I’m such an airy-fairy person, that’s just my character – yet I’m also a really deep thinker. I’ve always been interested in Philosophy, even outside of academia so I thought, why not study it? I knew I wanted to study something I would enjoy so it doesn’t feel like a chore or that I have to do it.
I practise Buddism as well and have done for four years now. I can actually pinpoint a specific time which made me change my direction in life. In high school there was a guy sat in my seat on the school bus, and I knocked his Food Tech stuff off the seat so I could sit down. I realised that wasn’t a nice thing to do and that I didn’t want to be that person. I didn’t want to live my life doing things for no reason or that negatively affect other people.

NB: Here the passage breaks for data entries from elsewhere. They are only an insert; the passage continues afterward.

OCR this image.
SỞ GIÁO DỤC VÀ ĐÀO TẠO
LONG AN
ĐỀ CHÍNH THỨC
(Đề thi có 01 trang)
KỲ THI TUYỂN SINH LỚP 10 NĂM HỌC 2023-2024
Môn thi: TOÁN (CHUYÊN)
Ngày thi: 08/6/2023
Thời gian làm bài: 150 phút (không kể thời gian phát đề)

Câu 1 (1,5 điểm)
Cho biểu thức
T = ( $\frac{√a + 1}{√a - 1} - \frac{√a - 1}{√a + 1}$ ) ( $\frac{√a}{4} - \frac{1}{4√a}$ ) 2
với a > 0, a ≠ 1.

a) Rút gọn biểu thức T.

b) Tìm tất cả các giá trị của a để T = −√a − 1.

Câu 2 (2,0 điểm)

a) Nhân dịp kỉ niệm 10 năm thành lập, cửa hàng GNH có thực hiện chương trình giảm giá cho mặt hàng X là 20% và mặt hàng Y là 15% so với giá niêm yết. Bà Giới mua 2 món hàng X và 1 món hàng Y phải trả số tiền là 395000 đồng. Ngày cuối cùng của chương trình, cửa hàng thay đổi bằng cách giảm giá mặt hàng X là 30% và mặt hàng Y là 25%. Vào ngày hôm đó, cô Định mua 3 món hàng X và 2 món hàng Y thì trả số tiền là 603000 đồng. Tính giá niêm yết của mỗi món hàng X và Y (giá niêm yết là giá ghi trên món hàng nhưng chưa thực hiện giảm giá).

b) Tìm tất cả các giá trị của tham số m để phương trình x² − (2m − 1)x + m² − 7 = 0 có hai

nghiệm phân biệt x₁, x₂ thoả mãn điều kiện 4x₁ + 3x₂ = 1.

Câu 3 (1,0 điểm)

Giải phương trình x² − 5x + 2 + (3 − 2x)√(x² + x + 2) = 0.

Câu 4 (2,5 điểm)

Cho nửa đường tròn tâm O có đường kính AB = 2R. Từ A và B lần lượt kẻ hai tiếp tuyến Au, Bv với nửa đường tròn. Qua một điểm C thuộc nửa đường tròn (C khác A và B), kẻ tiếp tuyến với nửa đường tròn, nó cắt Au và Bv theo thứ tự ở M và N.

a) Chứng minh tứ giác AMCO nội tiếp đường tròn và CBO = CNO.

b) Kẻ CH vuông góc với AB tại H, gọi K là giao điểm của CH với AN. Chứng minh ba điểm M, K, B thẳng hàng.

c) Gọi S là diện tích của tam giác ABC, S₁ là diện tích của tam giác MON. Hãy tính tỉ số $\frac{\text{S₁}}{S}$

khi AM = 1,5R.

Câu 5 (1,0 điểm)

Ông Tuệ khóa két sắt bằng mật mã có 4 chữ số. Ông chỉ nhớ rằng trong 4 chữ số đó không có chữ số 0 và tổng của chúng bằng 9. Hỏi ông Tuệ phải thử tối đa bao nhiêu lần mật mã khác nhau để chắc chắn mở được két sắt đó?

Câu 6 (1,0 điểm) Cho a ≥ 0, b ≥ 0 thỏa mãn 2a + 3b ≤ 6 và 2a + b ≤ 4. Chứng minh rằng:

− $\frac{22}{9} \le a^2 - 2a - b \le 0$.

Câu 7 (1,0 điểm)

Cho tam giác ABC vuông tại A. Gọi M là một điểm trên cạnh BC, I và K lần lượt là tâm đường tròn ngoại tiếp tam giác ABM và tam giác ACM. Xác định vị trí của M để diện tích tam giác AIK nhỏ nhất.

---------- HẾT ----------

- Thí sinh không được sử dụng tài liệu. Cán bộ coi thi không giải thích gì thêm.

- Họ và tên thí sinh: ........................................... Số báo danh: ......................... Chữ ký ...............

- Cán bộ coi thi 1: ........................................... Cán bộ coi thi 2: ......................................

I wanted positivity around me, and to be a nice person. I’d always been interested in Buddism and the philosophy of it, so I started practising it.
Looking back I can see how it’s changed my life. Everything I do, I do it because it’s going to positively influence me or someone else. I’m a completely different person to what I was in high school. That one thing that I did has literally moulded my life.
Despite changing my outlook on life, before I started uni I had an existential crisis. I thought to myself: I don’t know what I want to do; I don’t know who I am; I don’t know what I’m interested in, or whether I’m only interested because that’s what society has told me to be interested in. And that was a really big thing. I eventually found myself and I realised who I am and that I like to read books and go out with people – but not too much!
I’ve never met anyone else that practises Buddism, but me and my best friend at uni are literally the same person! The same things annoy us and the same things interest us. She studies Law and Politics, and I study Philosophy so they couldn’t be any further from each other. But at the same time, what I bring to her life and what she brings to mine is really helpful and inspiring.
The thing that was the deciding factor for me coming to uni here was the module Death, God and the Meaning of Life. I saw it and I knew that I had to come here. And also Campus Cat! I love cats and he’s like the mascot for the uni. It took my nine months to actually see him on campus, but then I saw him and gave him a stroke – it made my day!